Infinitely Polar Bear

Posted by Joel Copling on July 9, 2015


"Infinitely Polar Bear" pivots on a worthy idea without the authenticity to support it, and the final product suffers as a result of this. It's unfortunate, too, because here is a story about a broken man trying to find solace in a family he has clearly fought to build in spite of crippling mental illness. The disorder in question is manic depression, and the man who suffers it is Cameron Stuart, played by Mark Ruffalo in the first of a bevy of disjointed and unconvincing performances (with one exception) that bolden, highlight, and italicize the already melodramatic proceedings, which could have used a softer hand than debuting writer/director Maya Forbes is able to provide and perhaps a longer runtime than ninety minutes.

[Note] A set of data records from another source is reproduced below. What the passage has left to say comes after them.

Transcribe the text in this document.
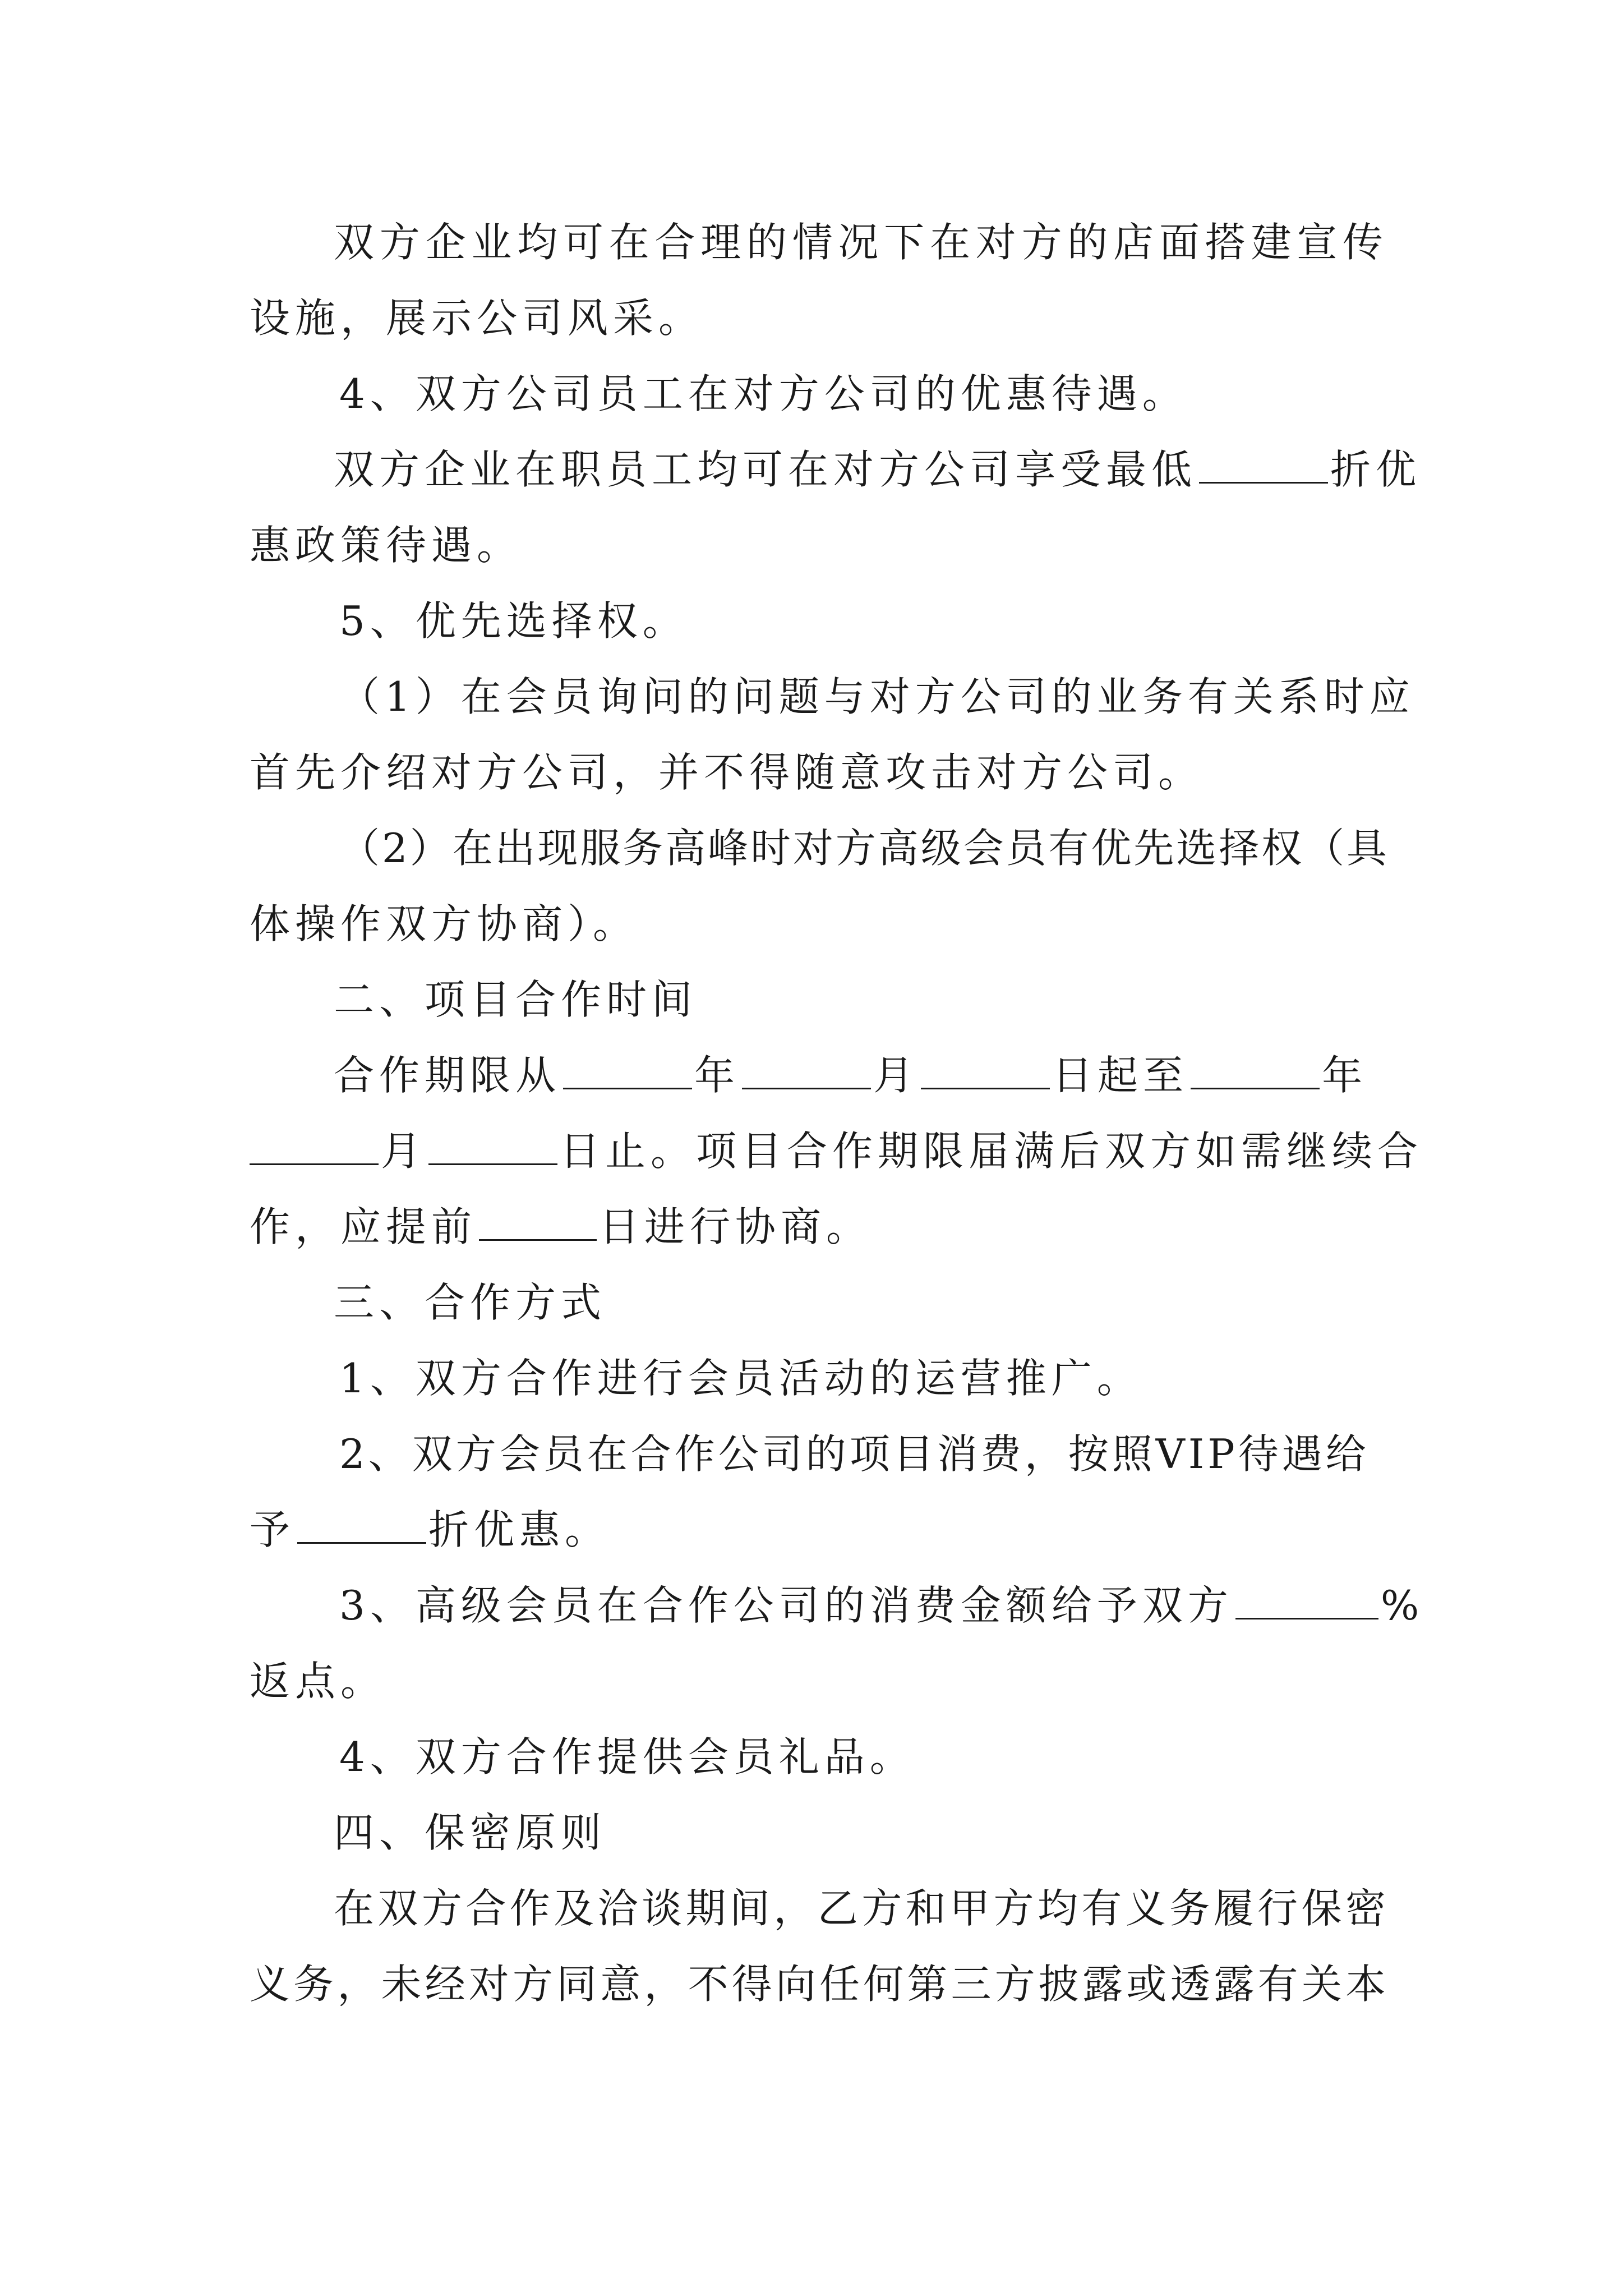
双方企业均可在合理的情况下在对方的店面搭建宣传
设施，展示公司风采。
4、双方公司员工在对方公司的优惠待遇。
双方企业在职员工均可在对方公司享受最低	折优
惠政策待遇。
5、优先选择权。
（1）在会员询问的问题与对方公司的业务有关系时应
首先介绍对方公司，并不得随意攻击对方公司。
（2）在出现服务高峰时对方高级会员有优先选择权（具
体操作双方协商）。
二、项目合作时间
合作期限从	年	月	日起至	年
月	日止。项目合作期限届满后双方如需继续合
作，应提前	日进行协商。
三、合作方式
1、双方合作进行会员活动的运营推广。
2、双方会员在合作公司的项目消费，按照VIP待遇给
予	折优惠。
3、高级会员在合作公司的消费金额给予双方	%
返点。
4、双方合作提供会员礼品。
四、保密原则
在双方合作及洽谈期间，乙方和甲方均有义务履行保密
义务，未经对方同意，不得向任何第三方披露或透露有关本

Cameron and Maggie (Zoe Saldana) are a couple who have been separated ever since a particularly serious episode left Cameron so disaffected that he was forced to take up residence at a halfway house to recover. Now able to cope with taking care of himself, Cameron's newfound freedom keeps time with Maggie's disillusionment with her current financial and economic circumstances: Their two children, Amelia and Faith (Imogene Wolodarsky and Ashley Aufderheide), are attending school in a different county than the one to which they moved because Maggie wants them to have the best education. That is, unfortunately, not how it works, and Maggie's answer to her own troubles is to enroll in business school.

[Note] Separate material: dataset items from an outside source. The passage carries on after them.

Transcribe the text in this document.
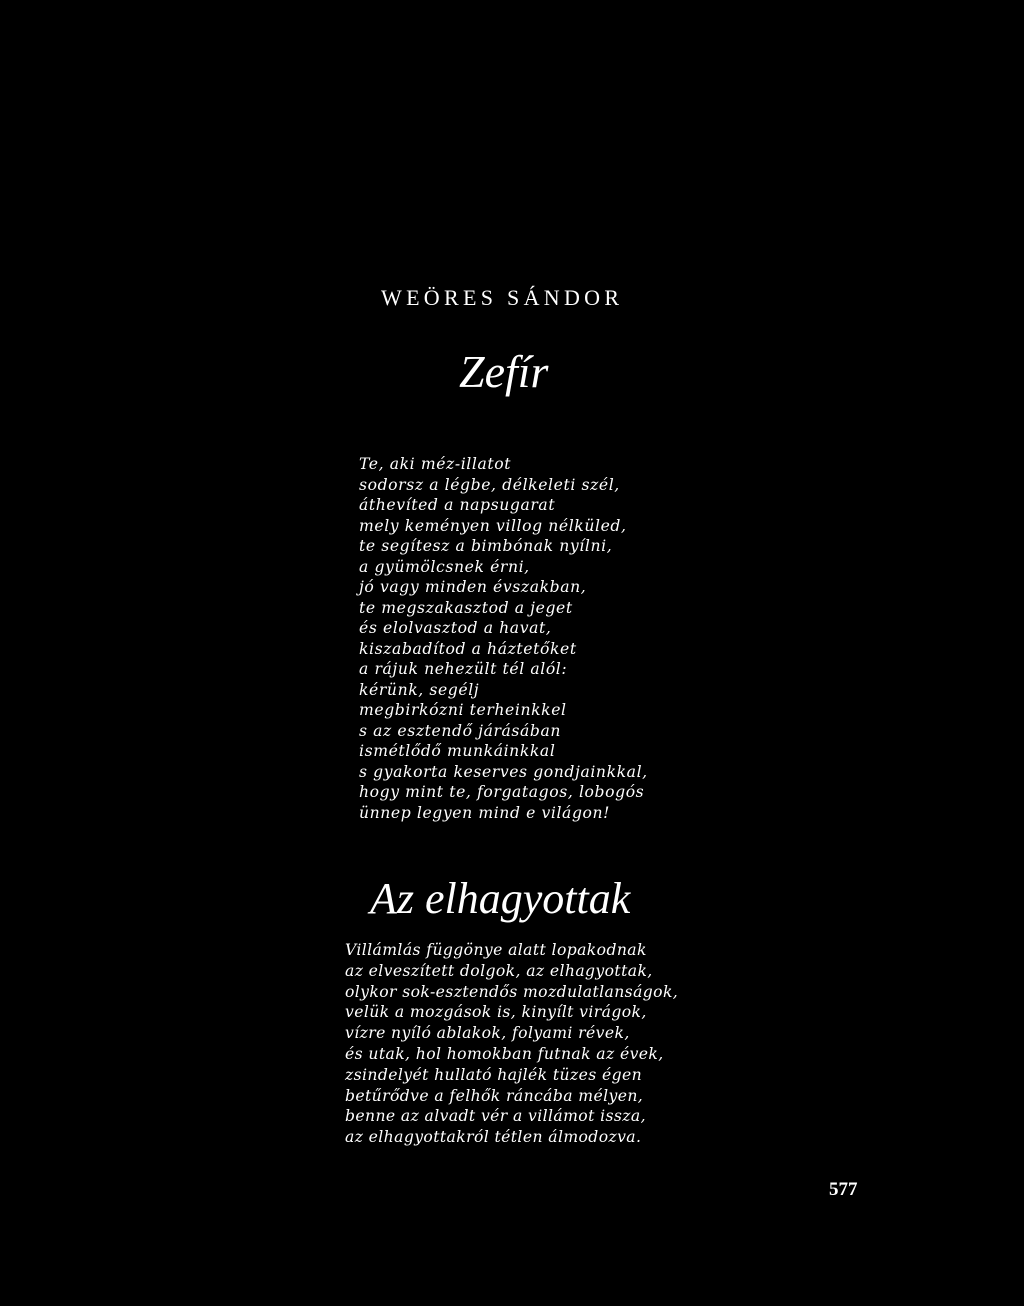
WEÖRES SÁNDOR
Zefír
Te, aki méz-illatot
sodorsz a légbe, délkeleti szél,
áthevíted a napsugarat
mely keményen villog nélküled,
te segítesz a bimbónak nyílni,
a gyümölcsnek érni,
jó vagy minden évszakban,
te megszakasztod a jeget
és elolvasztod a havat,
kiszabadítod a háztetőket
a rájuk nehezült tél alól:
kérünk, segélj
megbirkózni terheinkkel
s az esztendő járásában
ismétlődő munkáinkkal
s gyakorta keserves gondjainkkal,
hogy mint te, forgatagos, lobogós
ünnep legyen mind e világon!
Az elhagyottak
Villámlás függönye alatt lopakodnak
az elveszített dolgok, az elhagyottak,
olykor sok-esztendős mozdulatlanságok,
velük a mozgások is, kinyílt virágok,
vízre nyíló ablakok, folyami révek,
és utak, hol homokban futnak az évek,
zsindelyét hullató hajlék tüzes égen
betűrődve a felhők ráncába mélyen,
benne az alvadt vér a villámot issza,
az elhagyottakról tétlen álmodozva.
577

The ensuing move means that Amelia and Faith must live with the unstable Cameron while Maggie visits every weekend. It would be unfair to assume that the decision is a purely selfish one, especially considering it's Maggie's attempt to better life for her children. But so much time spent with only Cameron, whose parenting ability extends to the "teach one's kids how to do stuff" variety when he isn't endangering their lives by leaving in the middle of the night to drink, smoke, and play poker with friends, and the kids, who resent Cameron until, suddenly, they don't anymore, and so little focus on Maggie's success going through 18 months of schooling gives the impression that the movie itself is resentful of her absence.

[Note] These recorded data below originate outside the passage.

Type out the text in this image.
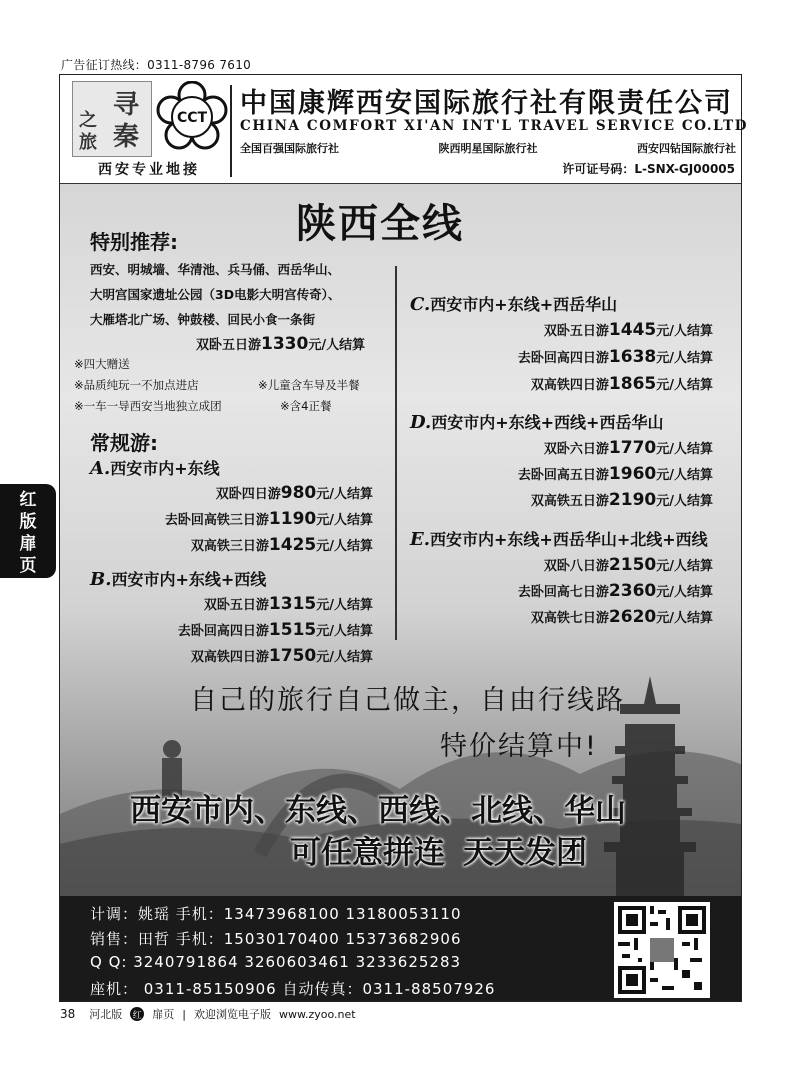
广告征订热线：0311-8796 7610
寻
秦
之
旅
CCT
西安专业地接
中国康辉西安国际旅行社有限责任公司
CHINA COMFORT XI'AN INT'L TRAVEL SERVICE CO.LTD
全国百强国际旅行社	陕西明星国际旅行社	西安四钻国际旅行社
许可证号码：L-SNX-GJ00005
陕西全线
特别推荐:
西安、明城墙、华清池、兵马俑、西岳华山、
大明宫国家遗址公园（3D电影大明宫传奇）、
大雁塔北广场、钟鼓楼、回民小食一条街
双卧五日游1330元/人结算
※四大赠送
※品质纯玩一不加点进店	※儿童含车导及半餐
※一车一导西安当地独立成团	※含4正餐
常规游:
A.西安市内+东线
双卧四日游980元/人结算
去卧回高铁三日游1190元/人结算
双高铁三日游1425元/人结算
B.西安市内+东线+西线
双卧五日游1315元/人结算
去卧回高四日游1515元/人结算
双高铁四日游1750元/人结算
C.西安市内+东线+西岳华山
双卧五日游1445元/人结算
去卧回高四日游1638元/人结算
双高铁四日游1865元/人结算
D.西安市内+东线+西线+西岳华山
双卧六日游1770元/人结算
去卧回高五日游1960元/人结算
双高铁五日游2190元/人结算
E.西安市内+东线+西岳华山+北线+西线
双卧八日游2150元/人结算
去卧回高七日游2360元/人结算
双高铁七日游2620元/人结算
自己的旅行自己做主，自由行线路
特价结算中!
西安市内、东线、西线、北线、华山
可任意拼连 天天发团
计调：姚瑶 手机：13473968100 13180053110
销售：田哲 手机：15030170400 15373682906
Q Q: 3240791864 3260603461 3233625283
座机： 0311-85150906 自动传真：0311-88507926
红
版
扉
页
38 河北版 红 扉页 | 欢迎浏览电子版 www.zyoo.net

His parents (Keir Dullea and Beth Dixon) certainly are in one scene that defines the elderly couple entirely by their backward politics--a scene that a curious failure in a movie that has too many of them to ignore. There are scenes that work, but they largely concern Saldana's fine performance (which is the aforementioned single exception among the cast), such as when Amelia, rather randomly, questions her heritage. The child actors here have the air of being generally untested, and Ruffalo constantly waivers between severely manic and slightly less manic in increasingly over-the-top ways. "Infinitely Polar Bear" (a title that partly derives from Faith's misinterpretation of one of the names of Cameron's condition) suffers from undermining its own authenticity with too much of the other stuff.

Film Information


Mark Ruffalo (Cameron Stuart), Zoe Saldana (Maggie Stuart), Imogene Wolodarsky (Amelia Stuart), Ashley Aufderheide (Faith Stuart), Beth Dixon (Pauline Stuart), Keir Dullea (Murray Stuart).

Directed and written by Maya Forbes.

Rated R (language).

90 minutes.

Released in select cities on June 19, 2015.